SKY SIGHTS: Daylight Time starts Sunday
(EDITOR’S NOTE: Mineral County Skies is written by Dr. Robert Doyle, professor emeritus of Frostburg State University, for use by the Mineral Daily News Tribune. Doyle taught at FSU and was its planetarium director for more than 40 years.)
This week, dawn in Keyser starts at 6:26 a.m., sunrise is at 7:24 a.m., midday is at 1:24 p.m., sunset is at 7:24 p.m. and dusk ends at 8:22 p.m., with 12 hours of sunlight. The sun shines in Aquarius through March 23.
On Sunday, March 14, in the shift to daylight time, clocks are set ahead an hour in the early morning hours. Sunrise will then come an hour later and there will be one less hour for evening star gazing. Mexico and Canada also observe daylight time. On March 17, day and night are each 12 hours. On the first day of spring on March 20, daylight is 7 minutes longer than night due to the sun’s image bending upward at sunrise and sunset.
The moon now grows in lighted width in the evening sky. On the evening of March 19, the moon will appear to the left of the planet Mars. In the 6:45 a.m. dawn sky, bright Jupiter and Saturn can be seen low in the southeast. Low in the south is the bright pink star Antares of the Scorpion, which appears as a starry J. Nearly overhead is the bright white-blue star Vega. High in the west is the bright golden star Arcturus.

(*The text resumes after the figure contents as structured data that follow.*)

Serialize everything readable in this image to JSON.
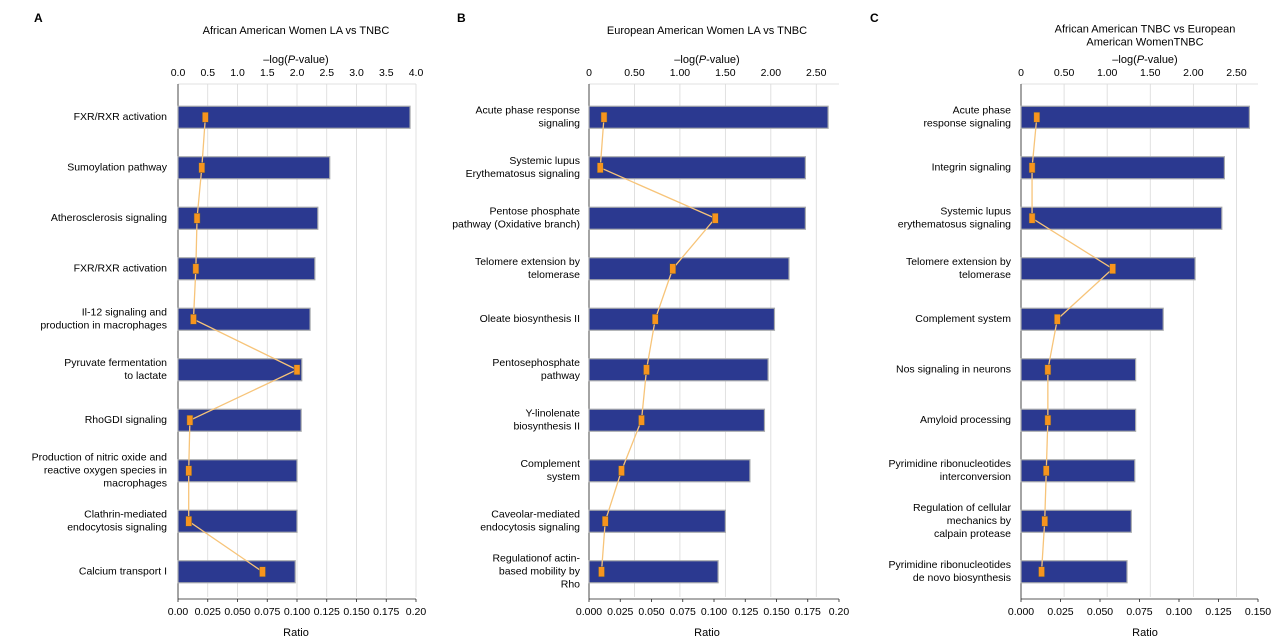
{
  "chart_data": [
    {
      "type": "bar",
      "panel_letter": "A",
      "title": "African American Women LA vs TNBC",
      "xlabel_top": "–log(P-value)",
      "xlabel_bottom": "Ratio",
      "top_axis": {
        "lim": [
          0,
          4.0
        ],
        "ticks": [
          "0.0",
          "0.5",
          "1.0",
          "1.5",
          "2.0",
          "2.5",
          "3.0",
          "3.5",
          "4.0"
        ]
      },
      "bottom_axis": {
        "lim": [
          0,
          0.2
        ],
        "ticks": [
          "0.00",
          "0.025",
          "0.050",
          "0.075",
          "0.100",
          "0.125",
          "0.150",
          "0.175",
          "0.20"
        ]
      },
      "categories": [
        "FXR/RXR activation",
        "Sumoylation pathway",
        "Atherosclerosis signaling",
        "FXR/RXR activation",
        "Il-12 signaling and\nproduction in macrophages",
        "Pyruvate fermentation\nto lactate",
        "RhoGDI signaling",
        "Production of nitric oxide and\nreactive oxygen species in\nmacrophages",
        "Clathrin-mediated\nendocytosis signaling",
        "Calcium transport I"
      ],
      "series": [
        {
          "name": "–log(P-value)",
          "kind": "bar",
          "axis": "top",
          "values": [
            3.9,
            2.55,
            2.35,
            2.3,
            2.22,
            2.08,
            2.07,
            2.0,
            2.0,
            1.97
          ]
        },
        {
          "name": "Ratio",
          "kind": "line",
          "axis": "bottom",
          "values": [
            0.023,
            0.02,
            0.016,
            0.015,
            0.013,
            0.1,
            0.01,
            0.009,
            0.009,
            0.071
          ]
        }
      ],
      "grid": true
    },
    {
      "type": "bar",
      "panel_letter": "B",
      "title": "European American Women LA vs TNBC",
      "xlabel_top": "–log(P-value)",
      "xlabel_bottom": "Ratio",
      "top_axis": {
        "lim": [
          0,
          2.75
        ],
        "ticks": [
          "0",
          "0.50",
          "1.00",
          "1.50",
          "2.00",
          "2.50"
        ]
      },
      "bottom_axis": {
        "lim": [
          0,
          0.2
        ],
        "ticks": [
          "0.000",
          "0.025",
          "0.050",
          "0.075",
          "0.100",
          "0.125",
          "0.150",
          "0.175",
          "0.20"
        ]
      },
      "categories": [
        "Acute phase response\nsignaling",
        "Systemic lupus\nErythematosus signaling",
        "Pentose phosphate\npathway (Oxidative branch)",
        "Telomere extension by\ntelomerase",
        "Oleate biosynthesis II",
        "Pentosephosphate\npathway",
        "Y-linolenate\nbiosynthesis II",
        "Complement\nsystem",
        "Caveolar-mediated\nendocytosis signaling",
        "Regulationof actin-\nbased mobility by\nRho"
      ],
      "series": [
        {
          "name": "–log(P-value)",
          "kind": "bar",
          "axis": "top",
          "values": [
            2.63,
            2.38,
            2.38,
            2.2,
            2.04,
            1.97,
            1.93,
            1.77,
            1.5,
            1.42
          ]
        },
        {
          "name": "Ratio",
          "kind": "line",
          "axis": "bottom",
          "values": [
            0.012,
            0.009,
            0.101,
            0.067,
            0.053,
            0.046,
            0.042,
            0.026,
            0.013,
            0.01
          ]
        }
      ],
      "grid": true
    },
    {
      "type": "bar",
      "panel_letter": "C",
      "title": "African American TNBC vs European\nAmerican WomenTNBC",
      "xlabel_top": "–log(P-value)",
      "xlabel_bottom": "Ratio",
      "top_axis": {
        "lim": [
          0,
          2.75
        ],
        "ticks": [
          "0",
          "0.50",
          "1.00",
          "1.50",
          "2.00",
          "2.50"
        ]
      },
      "bottom_axis": {
        "lim": [
          0,
          0.15
        ],
        "ticks": [
          "0.000",
          "0.025",
          "0.050",
          "0.075",
          "0.100",
          "0.125",
          "0.150"
        ]
      },
      "categories": [
        "Acute phase\nresponse signaling",
        "Integrin signaling",
        "Systemic lupus\nerythematosus signaling",
        "Telomere extension by\ntelomerase",
        "Complement system",
        "Nos signaling in neurons",
        "Amyloid processing",
        "Pyrimidine ribonucleotides\ninterconversion",
        "Regulation of cellular\nmechanics by\ncalpain protease",
        "Pyrimidine ribonucleotides\nde novo biosynthesis"
      ],
      "series": [
        {
          "name": "–log(P-value)",
          "kind": "bar",
          "axis": "top",
          "values": [
            2.65,
            2.36,
            2.33,
            2.02,
            1.65,
            1.33,
            1.33,
            1.32,
            1.28,
            1.23
          ]
        },
        {
          "name": "Ratio",
          "kind": "line",
          "axis": "bottom",
          "values": [
            0.01,
            0.007,
            0.007,
            0.058,
            0.023,
            0.017,
            0.017,
            0.016,
            0.015,
            0.013
          ]
        }
      ],
      "grid": true
    }
  ],
  "colors": {
    "bar_fill": "#2b3990",
    "bar_outline": "#a7a9ac",
    "line": "#f7c479",
    "marker_fill": "#f7941d",
    "marker_edge": "#555555",
    "grid": "#d9d9d9",
    "axis": "#222222"
  }
}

The Big Dipper (seven stars) is easily spotted in the dawn northern sky with its handle stars high and bowl stars below. The two lowest bowl stars point right to the North Star. Notice that the brighter stars have tints compared to the modest stars. This is because the brighter stars display more color due to more light or photons entering one’s eyes. The bluest stars, such as Vega, are hotter and have more shorter waves that one sees. The redder stars, such as Antares, are cooler and give off longer waves. Star colors are also enhanced when viewing the stars with binoculars. This is even more noticeable when using a telescope, which collects more light than binoculars.OK
In the evening sky, Orion with his three-star belt is still prominent, but each week drifts westward due to Earth’s motion about the sun. Orion’s two brightest stars are markedly different in tints. Betelgeuse, the bright pink star, is in Orion’s shoulder, while Rigel is a bright white-blue star in Orion’s foot. Sirius, the night’s brightest star, blazes low in the south. Betelgeuse is a red supergiant star about half as hot as the sun, while Rigel is one of the most powerful stars in this region of the galaxy and three times as hot as the sun. Look at Betelgeuse and then at Rigel to see a marked difference in tints.